Stanbic defies a slow year to post 46% profit

Stanbic Bank chief executive officer Charles Mudiwa with head of Corporate and Investment Banking Anton Marais during an analysts and media stakeholder briefing in Nairobi on March 1, 2019/ENOS TECHE
Stanbic Bank chief executive officer Charles Mudiwa with head of Corporate and Investment Banking Anton Marais during an analysts and media stakeholder briefing in Nairobi on March 1, 2019/ENOS TECHE

South Africa’s Standard Bank is yet to hit its desired 75 per cent stake in Kenyan listed firm Stanbic, a shareholders’ meeting was told.

Speaking in Nairobi when the listed lender announced 46 per cent net profit for the year ended December 31, Stanbic Holdings chief executive Greg Brackenridge said the mother firm will not get to 75 per cent limit.

Standard Bank shareholding in Stanbic is in the margins of 70 to 72 per cent. We are comfortable with that threshold. A stake of 75 per cent and above will be above regulatory threshold,’’ Brackenridge said.

In 2015, Kenya abolished restrictions on foreign shareholding in listed companies to ease market competiveness.

The amendment to the Capital Markets (Foreign Investors) Regulations abolished the 75 per cent threshold of foreign ownership in listed companies but gave Treasury CS powers to prescribe the maximum foreign holding in an issuer or listed company that is considered of “strategic interest.”

The South African lender had in May last year planned to buy up 59 million shares valued at Sh5.6 billion in the NSE listed firm to push its shareholding to 75 from 60 per cent.

It however failed to meet the threshold after it only managed to buy 31.6 million shares worth Sh3 billion in an offer that ran to July 3rd, pushing its stake to 68 per cent.

When the offer period expired, the multinational lender applied to the Capital Markets Authority (CMA) to be allowed to buy more shares in the open market to hit its target.

Standard Bank’s bid to raise its stake in Stanbic is coming a decade after it merged its Kenyan operation then, Stanbic Bank Kenya, with CFC Bank, which included CFC Bank, Heritage Insurance, CFC Life and CfC Financial Services giving birth to CfC Stanbic Holdings as the listed entity.

In August 2016, CfC Stanbic Holdings shareholders overwhelmingly approved the name change to Stanbic in an extra-ordinary meeting in Nairobi.

“We continue to actively seek opportunities to partner with businesses and individuals to unlock their potential and contribution to the economy.

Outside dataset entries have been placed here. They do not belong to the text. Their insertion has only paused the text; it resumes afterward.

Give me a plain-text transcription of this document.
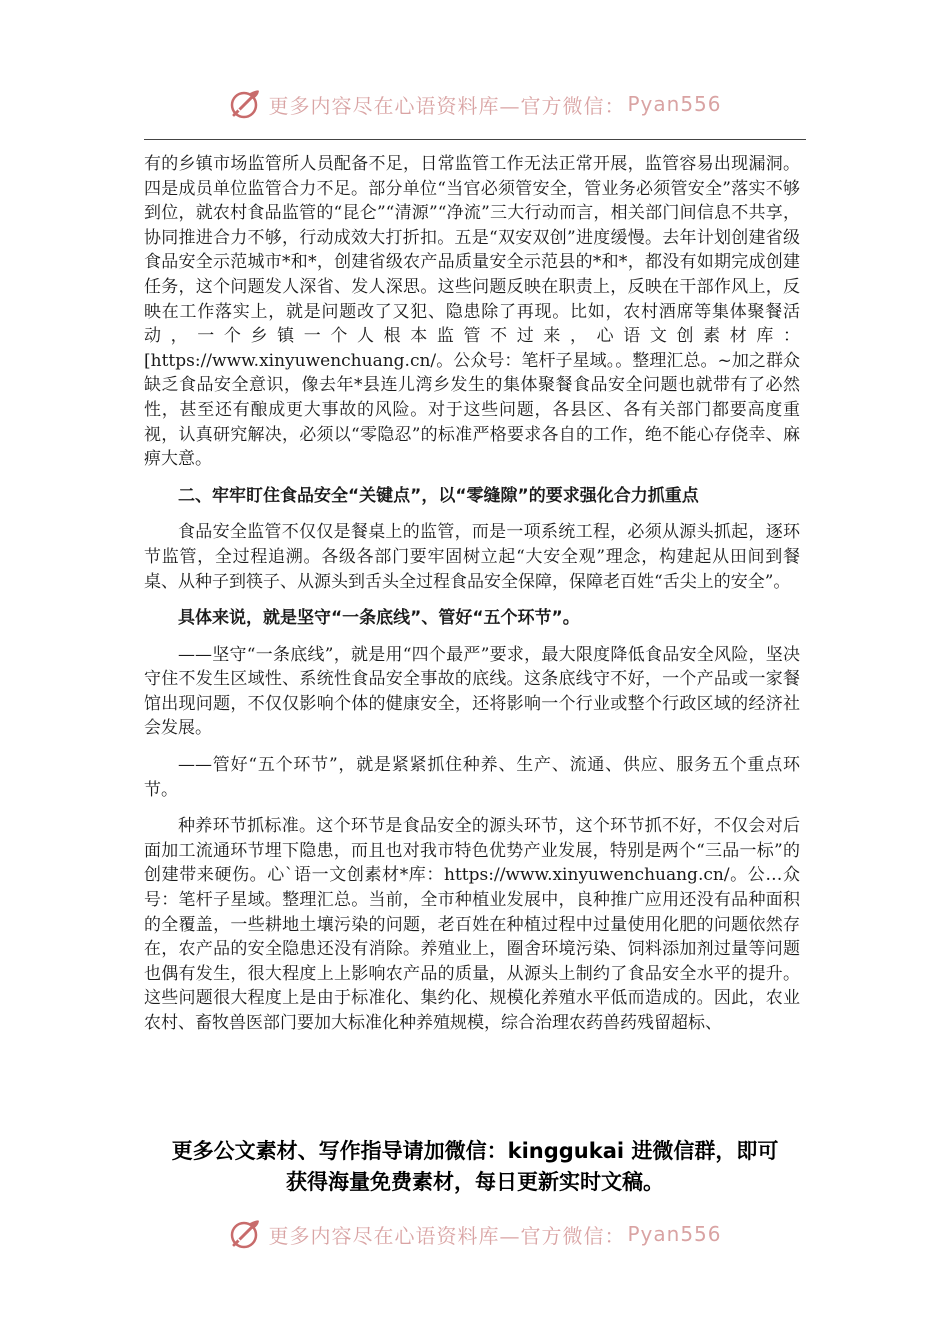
更多内容尽在心语资料库—官方微信： Pyan556

有的乡镇市场监管所人员配备不足，日常监管工作无法正常开展，监管容易出现漏洞。四是成员单位监管合力不足。部分单位“当官必须管安全，管业务必须管安全”落实不够到位，就农村食品监管的“昆仑”“清源”“净流”三大行动而言，相关部门间信息不共享，协同推进合力不够，行动成效大打折扣。五是“双安双创”进度缓慢。去年计划创建省级食品安全示范城市*和*，创建省级农产品质量安全示范县的*和*，都没有如期完成创建任务，这个问题发人深省、发人深思。这些问题反映在职责上，反映在干部作风上，反映在工作落实上，就是问题改了又犯、隐患除了再现。比如，农村酒席等集体聚餐活动，一个乡镇一个人根本监管不过来，心语文创素材库：[https://www.xinyuwenchuang.cn/。公众号：笔杆子星域。。整理汇总。~加之群众缺乏食品安全意识，像去年*县连儿湾乡发生的集体聚餐食品安全问题也就带有了必然性，甚至还有酿成更大事故的风险。对于这些问题，各县区、各有关部门都要高度重视，认真研究解决，必须以“零隐忍”的标准严格要求各自的工作，绝不能心存侥幸、麻痹大意。

二、牢牢盯住食品安全“关键点”，以“零缝隙”的要求强化合力抓重点

食品安全监管不仅仅是餐桌上的监管，而是一项系统工程，必须从源头抓起，逐环节监管，全过程追溯。各级各部门要牢固树立起“大安全观”理念，构建起从田间到餐桌、从种子到筷子、从源头到舌头全过程食品安全保障，保障老百姓“舌尖上的安全”。

具体来说，就是坚守“一条底线”、管好“五个环节”。

——坚守“一条底线”，就是用“四个最严”要求，最大限度降低食品安全风险，坚决守住不发生区域性、系统性食品安全事故的底线。这条底线守不好，一个产品或一家餐馆出现问题，不仅仅影响个体的健康安全，还将影响一个行业或整个行政区域的经济社会发展。

——管好“五个环节”，就是紧紧抓住种养、生产、流通、供应、服务五个重点环节。

种养环节抓标准。这个环节是食品安全的源头环节，这个环节抓不好，不仅会对后面加工流通环节埋下隐患，而且也对我市特色优势产业发展，特别是两个“三品一标”的创建带来硬伤。心`语一文创素材*库：https://www.xinyuwenchuang.cn/。公…众号：笔杆子星域。整理汇总。当前，全市种植业发展中，良种推广应用还没有品种面积的全覆盖，一些耕地土壤污染的问题，老百姓在种植过程中过量使用化肥的问题依然存在，农产品的安全隐患还没有消除。养殖业上，圈舍环境污染、饲料添加剂过量等问题也偶有发生，很大程度上上影响农产品的质量，从源头上制约了食品安全水平的提升。这些问题很大程度上是由于标准化、集约化、规模化养殖水平低而造成的。因此，农业农村、畜牧兽医部门要加大标准化种养殖规模，综合治理农药兽药残留超标、

更多公文素材、写作指导请加微信：kinggukai 进微信群，即可
获得海量免费素材，每日更新实时文稿。
更多内容尽在心语资料库—官方微信： Pyan556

This is inspired by our belief and commitment to this market, which has been our home for over 100 years, and whose growth we are committed to drive,’’ said Stanbic Bank Kenya chief executive Charles Mudiwa.

The goup’s net profits grew 46.5 per cent to hit Sh6.27 billion compared to Sh4.3 billion in 2017 on positive revenue across its subsidiaries.

Earnings per share stood at Sh15.88, an improvement from Sh10.90 posted the previous year.

Stanbic Bank reported a profit of Sh6.17 billion up from Sh4.33 in 2017 while SBG Securities, the brokerage arm of the company recorded a 139 per cent net profit growth to Sh77 million up from Sh32.2 million the previous year.